Performance Considerations

Redis Pub/Sub is incredibly fast, but there are limits. A single Redis instance can handle millions of messages per second, but each subscriber requires a separate connection. For PythonSkillset.com's production system, we use connection pooling and limit the number of simultaneous subscribers per channel to 1000.

When You Should Look Elsewhere

Pub/Sub isn't the right tool for every job.
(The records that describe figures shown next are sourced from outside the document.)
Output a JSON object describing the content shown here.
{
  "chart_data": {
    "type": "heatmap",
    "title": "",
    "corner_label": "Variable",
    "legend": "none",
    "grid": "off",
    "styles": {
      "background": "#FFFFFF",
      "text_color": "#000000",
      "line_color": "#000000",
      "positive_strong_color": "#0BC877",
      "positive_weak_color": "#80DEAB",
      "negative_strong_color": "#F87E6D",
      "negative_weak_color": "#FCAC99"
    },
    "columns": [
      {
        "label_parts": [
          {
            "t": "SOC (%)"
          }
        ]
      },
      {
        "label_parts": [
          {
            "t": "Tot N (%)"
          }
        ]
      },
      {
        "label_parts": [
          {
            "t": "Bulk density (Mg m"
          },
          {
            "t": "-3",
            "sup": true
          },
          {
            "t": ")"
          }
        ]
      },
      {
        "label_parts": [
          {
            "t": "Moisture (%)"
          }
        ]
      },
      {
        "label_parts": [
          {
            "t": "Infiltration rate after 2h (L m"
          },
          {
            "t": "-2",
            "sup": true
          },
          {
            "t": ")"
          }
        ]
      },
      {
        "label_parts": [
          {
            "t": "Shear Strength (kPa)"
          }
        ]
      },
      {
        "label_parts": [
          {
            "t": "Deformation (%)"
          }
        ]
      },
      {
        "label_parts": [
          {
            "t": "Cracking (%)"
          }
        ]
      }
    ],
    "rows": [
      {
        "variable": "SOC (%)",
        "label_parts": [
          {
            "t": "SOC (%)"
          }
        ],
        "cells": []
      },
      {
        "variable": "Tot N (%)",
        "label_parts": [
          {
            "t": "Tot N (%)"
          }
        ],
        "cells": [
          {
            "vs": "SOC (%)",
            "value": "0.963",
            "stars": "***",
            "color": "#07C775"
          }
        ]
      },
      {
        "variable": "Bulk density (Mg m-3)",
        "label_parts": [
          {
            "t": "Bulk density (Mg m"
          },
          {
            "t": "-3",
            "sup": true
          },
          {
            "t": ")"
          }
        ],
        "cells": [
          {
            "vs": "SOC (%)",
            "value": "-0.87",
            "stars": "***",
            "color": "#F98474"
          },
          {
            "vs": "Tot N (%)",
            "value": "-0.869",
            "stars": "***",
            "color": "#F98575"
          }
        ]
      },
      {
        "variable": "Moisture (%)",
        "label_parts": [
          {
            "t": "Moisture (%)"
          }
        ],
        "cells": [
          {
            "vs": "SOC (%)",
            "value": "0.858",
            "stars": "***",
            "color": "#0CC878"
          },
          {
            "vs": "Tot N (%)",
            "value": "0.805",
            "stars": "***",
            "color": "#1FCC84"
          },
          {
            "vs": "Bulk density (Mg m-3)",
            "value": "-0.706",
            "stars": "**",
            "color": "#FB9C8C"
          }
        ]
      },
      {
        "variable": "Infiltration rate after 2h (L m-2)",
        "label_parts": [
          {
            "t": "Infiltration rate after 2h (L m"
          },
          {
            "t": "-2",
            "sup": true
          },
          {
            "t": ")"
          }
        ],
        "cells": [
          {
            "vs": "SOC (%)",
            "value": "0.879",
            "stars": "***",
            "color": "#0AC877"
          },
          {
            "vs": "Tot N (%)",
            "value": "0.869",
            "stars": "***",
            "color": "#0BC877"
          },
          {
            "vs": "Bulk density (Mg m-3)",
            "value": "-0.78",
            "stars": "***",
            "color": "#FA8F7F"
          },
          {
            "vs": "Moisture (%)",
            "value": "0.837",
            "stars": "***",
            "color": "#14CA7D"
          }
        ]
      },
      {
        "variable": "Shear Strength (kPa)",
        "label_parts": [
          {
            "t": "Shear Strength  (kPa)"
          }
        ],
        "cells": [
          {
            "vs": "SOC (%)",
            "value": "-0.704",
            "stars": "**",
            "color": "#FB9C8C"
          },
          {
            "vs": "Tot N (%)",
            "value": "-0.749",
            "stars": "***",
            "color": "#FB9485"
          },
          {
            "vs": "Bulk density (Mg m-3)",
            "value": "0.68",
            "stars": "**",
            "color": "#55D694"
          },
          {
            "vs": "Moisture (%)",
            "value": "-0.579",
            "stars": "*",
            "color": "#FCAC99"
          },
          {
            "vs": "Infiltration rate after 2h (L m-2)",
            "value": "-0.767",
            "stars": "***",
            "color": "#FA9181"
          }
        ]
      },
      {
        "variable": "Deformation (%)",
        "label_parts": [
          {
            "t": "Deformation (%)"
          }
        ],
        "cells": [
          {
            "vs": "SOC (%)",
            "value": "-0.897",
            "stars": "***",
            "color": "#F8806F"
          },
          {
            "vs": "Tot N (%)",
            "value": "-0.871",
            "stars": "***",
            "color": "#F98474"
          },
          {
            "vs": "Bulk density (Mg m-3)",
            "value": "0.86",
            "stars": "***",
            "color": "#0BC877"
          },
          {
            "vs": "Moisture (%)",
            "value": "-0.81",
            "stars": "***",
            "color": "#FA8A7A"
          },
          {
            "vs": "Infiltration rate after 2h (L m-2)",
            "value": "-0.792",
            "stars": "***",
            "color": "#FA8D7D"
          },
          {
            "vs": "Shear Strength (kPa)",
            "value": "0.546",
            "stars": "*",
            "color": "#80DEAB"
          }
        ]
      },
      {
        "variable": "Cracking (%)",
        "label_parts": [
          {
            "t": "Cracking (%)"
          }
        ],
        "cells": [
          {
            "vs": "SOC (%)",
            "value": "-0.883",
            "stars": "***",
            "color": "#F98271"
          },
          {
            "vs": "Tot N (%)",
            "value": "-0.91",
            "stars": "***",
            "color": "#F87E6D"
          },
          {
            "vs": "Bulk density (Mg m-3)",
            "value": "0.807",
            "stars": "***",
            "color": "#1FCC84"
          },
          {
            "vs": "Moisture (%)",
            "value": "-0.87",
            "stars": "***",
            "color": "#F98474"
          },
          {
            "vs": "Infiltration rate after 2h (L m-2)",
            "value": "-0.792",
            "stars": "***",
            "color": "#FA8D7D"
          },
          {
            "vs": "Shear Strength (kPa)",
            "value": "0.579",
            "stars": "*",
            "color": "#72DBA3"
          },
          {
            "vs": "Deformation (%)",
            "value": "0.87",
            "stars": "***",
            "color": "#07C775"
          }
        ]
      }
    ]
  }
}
Consider alternatives when:

  • You need message persistence (use Redis Streams or RabbitMQ)
  • You require exactly-once delivery (use Kafka)
  • You need message ordering across multiple consumers (use Redis Streams)
  • Your subscribers need to process messages at their own pace (use a queue)

The Bottom Line

Redis Pub/Sub is one of those tools that's simple enough to understand in five minutes but powerful enough to build real-time features that users love. At PythonSkillset.com, it powers our live commenting system, notification alerts, and cache invalidation - all with minimal code and impressive performance.

The best part? You can start using it today with just a few lines of Python. Give it a try in your next project, and you'll see why real-time messaging doesn't have to be complicated.